Ao nível dos países, o maior número de mortes em excesso estimadas ocorreu na Índia (4,1 milhões), EUA (1,1 milhão), Rússia (1,1 milhão), México (798.000), Brasil (792.000), Indonésia (736.000) e Paquistão (664.000), países que podem ter sido responsáveis por mais da metade do excesso global de mortes causadas pela pandemia no período de 24 meses.
Nestes, as taxas foram mais altas na Rússia (375 mortes por 100.000) e México (325 mortes por 100.000), e foram semelhantes no Brasil (187 mortes por 100.000) e nos EUA (179 mortes por 100.000). Devido ao elevado número de habitantes, a Índia sozinha foi responsável por cerca de 22% do total global de mortes.

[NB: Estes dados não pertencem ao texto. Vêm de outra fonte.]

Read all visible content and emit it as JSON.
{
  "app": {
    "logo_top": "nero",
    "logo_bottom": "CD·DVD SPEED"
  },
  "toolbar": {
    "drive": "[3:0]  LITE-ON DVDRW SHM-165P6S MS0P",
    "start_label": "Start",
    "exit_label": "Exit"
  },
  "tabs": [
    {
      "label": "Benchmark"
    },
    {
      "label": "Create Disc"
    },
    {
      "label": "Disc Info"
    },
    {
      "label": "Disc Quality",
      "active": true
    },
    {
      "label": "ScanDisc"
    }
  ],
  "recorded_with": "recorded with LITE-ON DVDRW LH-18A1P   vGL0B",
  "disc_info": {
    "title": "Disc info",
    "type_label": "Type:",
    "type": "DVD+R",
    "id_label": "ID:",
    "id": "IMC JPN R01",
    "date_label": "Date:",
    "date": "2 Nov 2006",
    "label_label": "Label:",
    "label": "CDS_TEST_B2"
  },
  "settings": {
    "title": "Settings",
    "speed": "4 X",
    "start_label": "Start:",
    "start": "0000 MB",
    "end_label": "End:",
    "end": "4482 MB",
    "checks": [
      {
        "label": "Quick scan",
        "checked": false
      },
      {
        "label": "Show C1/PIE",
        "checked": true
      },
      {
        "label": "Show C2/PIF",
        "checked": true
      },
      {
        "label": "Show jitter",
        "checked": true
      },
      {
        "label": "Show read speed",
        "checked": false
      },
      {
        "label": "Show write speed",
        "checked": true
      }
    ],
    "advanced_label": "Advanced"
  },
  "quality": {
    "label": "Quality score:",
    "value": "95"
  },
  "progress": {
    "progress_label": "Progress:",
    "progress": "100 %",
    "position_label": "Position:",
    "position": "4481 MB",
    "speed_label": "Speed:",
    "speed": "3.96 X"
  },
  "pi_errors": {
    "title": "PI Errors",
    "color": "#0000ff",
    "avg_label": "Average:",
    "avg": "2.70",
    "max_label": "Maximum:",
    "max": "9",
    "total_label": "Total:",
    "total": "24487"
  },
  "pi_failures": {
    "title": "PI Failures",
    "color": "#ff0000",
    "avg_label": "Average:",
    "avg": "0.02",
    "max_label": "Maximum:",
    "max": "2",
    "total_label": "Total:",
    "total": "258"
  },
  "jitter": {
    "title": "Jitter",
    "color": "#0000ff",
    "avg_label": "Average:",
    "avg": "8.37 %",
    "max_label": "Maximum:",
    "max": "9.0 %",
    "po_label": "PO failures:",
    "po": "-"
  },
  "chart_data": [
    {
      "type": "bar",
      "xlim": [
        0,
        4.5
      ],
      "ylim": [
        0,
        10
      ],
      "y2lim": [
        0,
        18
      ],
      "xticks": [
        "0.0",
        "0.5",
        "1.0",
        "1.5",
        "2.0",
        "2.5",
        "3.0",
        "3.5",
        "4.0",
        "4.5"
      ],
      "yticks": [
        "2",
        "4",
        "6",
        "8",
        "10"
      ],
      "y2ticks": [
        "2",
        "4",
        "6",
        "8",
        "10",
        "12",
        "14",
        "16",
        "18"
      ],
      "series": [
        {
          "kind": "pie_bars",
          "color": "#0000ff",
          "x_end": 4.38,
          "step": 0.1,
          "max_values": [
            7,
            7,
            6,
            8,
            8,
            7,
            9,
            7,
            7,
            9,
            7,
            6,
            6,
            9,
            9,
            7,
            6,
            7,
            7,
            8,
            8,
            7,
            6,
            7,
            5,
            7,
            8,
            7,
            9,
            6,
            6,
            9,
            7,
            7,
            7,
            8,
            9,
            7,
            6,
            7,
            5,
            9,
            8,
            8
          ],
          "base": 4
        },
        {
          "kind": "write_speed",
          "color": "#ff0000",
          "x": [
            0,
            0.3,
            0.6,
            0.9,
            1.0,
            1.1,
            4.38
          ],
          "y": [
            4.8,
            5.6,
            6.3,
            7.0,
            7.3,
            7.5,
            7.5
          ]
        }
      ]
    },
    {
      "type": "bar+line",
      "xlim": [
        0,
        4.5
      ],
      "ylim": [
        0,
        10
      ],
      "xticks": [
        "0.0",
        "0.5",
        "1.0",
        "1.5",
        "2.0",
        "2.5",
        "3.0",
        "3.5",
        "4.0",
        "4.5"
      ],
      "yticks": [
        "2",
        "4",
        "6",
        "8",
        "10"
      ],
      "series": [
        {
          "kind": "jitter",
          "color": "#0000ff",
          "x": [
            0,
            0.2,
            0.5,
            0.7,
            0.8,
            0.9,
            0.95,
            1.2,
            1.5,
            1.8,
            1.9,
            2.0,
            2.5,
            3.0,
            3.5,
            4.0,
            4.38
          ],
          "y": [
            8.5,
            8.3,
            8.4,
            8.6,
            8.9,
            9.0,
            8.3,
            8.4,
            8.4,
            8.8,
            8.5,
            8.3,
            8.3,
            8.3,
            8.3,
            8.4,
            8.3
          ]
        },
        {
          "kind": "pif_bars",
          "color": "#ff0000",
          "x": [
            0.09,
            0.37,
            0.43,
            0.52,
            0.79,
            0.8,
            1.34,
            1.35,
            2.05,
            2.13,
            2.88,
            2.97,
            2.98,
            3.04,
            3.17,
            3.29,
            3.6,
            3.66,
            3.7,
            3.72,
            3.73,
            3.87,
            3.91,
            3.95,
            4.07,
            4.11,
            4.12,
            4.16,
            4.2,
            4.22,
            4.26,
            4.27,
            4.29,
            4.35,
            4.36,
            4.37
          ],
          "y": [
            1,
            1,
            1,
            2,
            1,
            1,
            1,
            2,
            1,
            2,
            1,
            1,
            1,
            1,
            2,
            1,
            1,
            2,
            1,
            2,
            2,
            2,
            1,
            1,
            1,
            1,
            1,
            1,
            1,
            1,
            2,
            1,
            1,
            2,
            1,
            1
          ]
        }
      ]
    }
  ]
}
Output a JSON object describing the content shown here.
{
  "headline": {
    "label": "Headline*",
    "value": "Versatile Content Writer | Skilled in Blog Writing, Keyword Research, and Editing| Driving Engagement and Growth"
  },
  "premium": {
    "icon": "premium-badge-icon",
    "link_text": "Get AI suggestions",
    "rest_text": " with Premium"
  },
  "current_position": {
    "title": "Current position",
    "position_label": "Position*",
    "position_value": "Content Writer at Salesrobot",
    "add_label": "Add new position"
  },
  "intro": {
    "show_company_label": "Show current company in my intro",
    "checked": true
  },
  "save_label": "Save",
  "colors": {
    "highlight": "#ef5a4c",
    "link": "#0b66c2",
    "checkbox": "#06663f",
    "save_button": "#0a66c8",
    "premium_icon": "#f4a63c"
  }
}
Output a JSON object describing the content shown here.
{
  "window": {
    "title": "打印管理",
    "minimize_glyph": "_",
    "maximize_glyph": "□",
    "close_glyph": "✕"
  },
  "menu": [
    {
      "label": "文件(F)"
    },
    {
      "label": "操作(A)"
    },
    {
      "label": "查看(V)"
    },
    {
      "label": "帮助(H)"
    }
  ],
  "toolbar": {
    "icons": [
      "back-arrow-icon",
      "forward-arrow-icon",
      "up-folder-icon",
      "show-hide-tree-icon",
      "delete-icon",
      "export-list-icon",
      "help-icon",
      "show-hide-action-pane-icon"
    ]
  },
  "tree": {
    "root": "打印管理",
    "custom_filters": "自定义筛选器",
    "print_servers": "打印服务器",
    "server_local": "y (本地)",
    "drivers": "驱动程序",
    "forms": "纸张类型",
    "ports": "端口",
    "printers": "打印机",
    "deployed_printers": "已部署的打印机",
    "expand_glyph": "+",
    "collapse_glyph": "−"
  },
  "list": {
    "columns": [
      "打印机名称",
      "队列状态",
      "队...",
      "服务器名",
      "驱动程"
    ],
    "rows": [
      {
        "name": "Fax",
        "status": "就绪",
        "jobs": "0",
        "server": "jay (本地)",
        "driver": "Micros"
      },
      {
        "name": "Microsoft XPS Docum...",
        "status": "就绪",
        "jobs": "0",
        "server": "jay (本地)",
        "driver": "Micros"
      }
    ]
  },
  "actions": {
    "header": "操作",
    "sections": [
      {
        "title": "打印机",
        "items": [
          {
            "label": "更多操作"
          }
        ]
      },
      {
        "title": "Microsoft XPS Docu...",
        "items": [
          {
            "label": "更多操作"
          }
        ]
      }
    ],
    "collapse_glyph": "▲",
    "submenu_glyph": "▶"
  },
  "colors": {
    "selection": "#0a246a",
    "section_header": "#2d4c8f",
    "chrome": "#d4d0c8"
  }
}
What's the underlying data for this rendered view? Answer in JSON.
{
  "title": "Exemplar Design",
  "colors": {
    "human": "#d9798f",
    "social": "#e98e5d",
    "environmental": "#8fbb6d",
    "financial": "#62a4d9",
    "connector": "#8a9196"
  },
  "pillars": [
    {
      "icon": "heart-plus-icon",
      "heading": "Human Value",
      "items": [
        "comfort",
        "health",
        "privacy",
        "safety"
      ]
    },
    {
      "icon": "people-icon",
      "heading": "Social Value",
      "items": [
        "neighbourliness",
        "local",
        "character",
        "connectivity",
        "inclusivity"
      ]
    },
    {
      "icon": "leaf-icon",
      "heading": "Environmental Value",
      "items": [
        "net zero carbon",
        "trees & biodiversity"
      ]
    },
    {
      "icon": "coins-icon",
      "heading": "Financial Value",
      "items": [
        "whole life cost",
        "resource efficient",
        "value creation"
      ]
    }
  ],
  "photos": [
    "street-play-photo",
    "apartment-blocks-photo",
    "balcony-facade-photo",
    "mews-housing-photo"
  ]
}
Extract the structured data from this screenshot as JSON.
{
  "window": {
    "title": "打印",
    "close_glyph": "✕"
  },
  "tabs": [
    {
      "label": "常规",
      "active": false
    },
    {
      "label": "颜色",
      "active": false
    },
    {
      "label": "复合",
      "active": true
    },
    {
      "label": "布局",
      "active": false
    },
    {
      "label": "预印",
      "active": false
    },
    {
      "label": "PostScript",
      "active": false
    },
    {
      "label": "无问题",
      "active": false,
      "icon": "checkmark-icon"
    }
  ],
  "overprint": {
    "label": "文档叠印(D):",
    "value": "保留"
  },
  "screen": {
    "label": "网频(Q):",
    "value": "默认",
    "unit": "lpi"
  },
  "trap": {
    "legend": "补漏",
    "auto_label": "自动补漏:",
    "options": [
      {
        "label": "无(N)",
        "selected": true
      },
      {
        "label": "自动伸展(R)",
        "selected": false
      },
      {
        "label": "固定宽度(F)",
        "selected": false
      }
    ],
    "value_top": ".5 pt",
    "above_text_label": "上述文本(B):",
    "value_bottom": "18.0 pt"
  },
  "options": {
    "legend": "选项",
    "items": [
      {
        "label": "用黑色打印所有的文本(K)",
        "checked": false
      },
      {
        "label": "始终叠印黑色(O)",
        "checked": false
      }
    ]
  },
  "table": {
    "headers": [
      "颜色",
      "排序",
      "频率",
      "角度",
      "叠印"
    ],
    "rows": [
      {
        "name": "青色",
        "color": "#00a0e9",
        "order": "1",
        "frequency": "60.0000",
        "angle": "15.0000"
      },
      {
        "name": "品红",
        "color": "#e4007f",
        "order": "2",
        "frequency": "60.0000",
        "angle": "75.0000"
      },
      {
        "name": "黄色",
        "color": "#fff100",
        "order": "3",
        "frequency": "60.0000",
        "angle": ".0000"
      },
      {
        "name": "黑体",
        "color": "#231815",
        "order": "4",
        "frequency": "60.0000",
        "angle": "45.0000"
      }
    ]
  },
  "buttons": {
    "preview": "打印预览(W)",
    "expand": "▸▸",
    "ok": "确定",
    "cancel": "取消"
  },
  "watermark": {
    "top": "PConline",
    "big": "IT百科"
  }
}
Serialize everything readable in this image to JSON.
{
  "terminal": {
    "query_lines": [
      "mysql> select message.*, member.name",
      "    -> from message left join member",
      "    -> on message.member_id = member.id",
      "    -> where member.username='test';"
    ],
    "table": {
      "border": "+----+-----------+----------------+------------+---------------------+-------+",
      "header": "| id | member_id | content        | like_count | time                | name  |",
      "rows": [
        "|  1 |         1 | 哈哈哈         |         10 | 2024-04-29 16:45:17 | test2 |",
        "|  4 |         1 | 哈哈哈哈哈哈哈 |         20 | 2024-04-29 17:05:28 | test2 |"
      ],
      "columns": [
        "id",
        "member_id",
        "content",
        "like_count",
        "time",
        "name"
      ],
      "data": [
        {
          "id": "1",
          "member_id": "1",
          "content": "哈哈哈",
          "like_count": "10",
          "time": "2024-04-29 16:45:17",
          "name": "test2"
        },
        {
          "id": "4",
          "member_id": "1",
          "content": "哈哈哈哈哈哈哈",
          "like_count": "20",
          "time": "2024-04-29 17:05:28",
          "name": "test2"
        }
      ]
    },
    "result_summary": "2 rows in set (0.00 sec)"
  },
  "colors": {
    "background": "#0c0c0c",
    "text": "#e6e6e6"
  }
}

A importância de conhecer as causas de morte
Distinguir entre as mortes causadas diretamente pela COVID-19 e aquelas que ocorreram como resultado indireto da pandemia é essencial, dizem os autores. Evidências de estudos iniciais sugerem que uma proporção significativa de mortes em excesso é resultado direto da COVID-19, mas podem também ter ocorrido indiretamente por causas como suicídio ou uso de drogas devido a alterações no comportamento ou falta de acesso a cuidados de saúde e outros serviços essenciais durante a pandemia. O impacto desses vários fatores varia de acordo com o país e a região.
Até ao momento, apenas 36 países divulgaram dados de causas de morte para 2020. À medida que os dados de mais países estiverem disponíveis, será possível determinar melhor quantas mortes em excesso foram devidas diretamente à COVID-19 e quantas ocorreram como resultado indireto da pandemia ou como resposta a esta.
Haidong Wang, principal investigador do estudo e especialista do Institute for Health Metrics and Evaluation, EUA, considera que “compreender o verdadeiro número de mortos da pandemia é vital para uma tomada de decisão eficaz em saúde pública. Estudos de vários países, incluindo Suécia e Holanda, sugerem que a COVID-19 foi a causa direta da maioria das mortes em excesso, mas atualmente não temos evidências suficientes para a maioria dos locais”.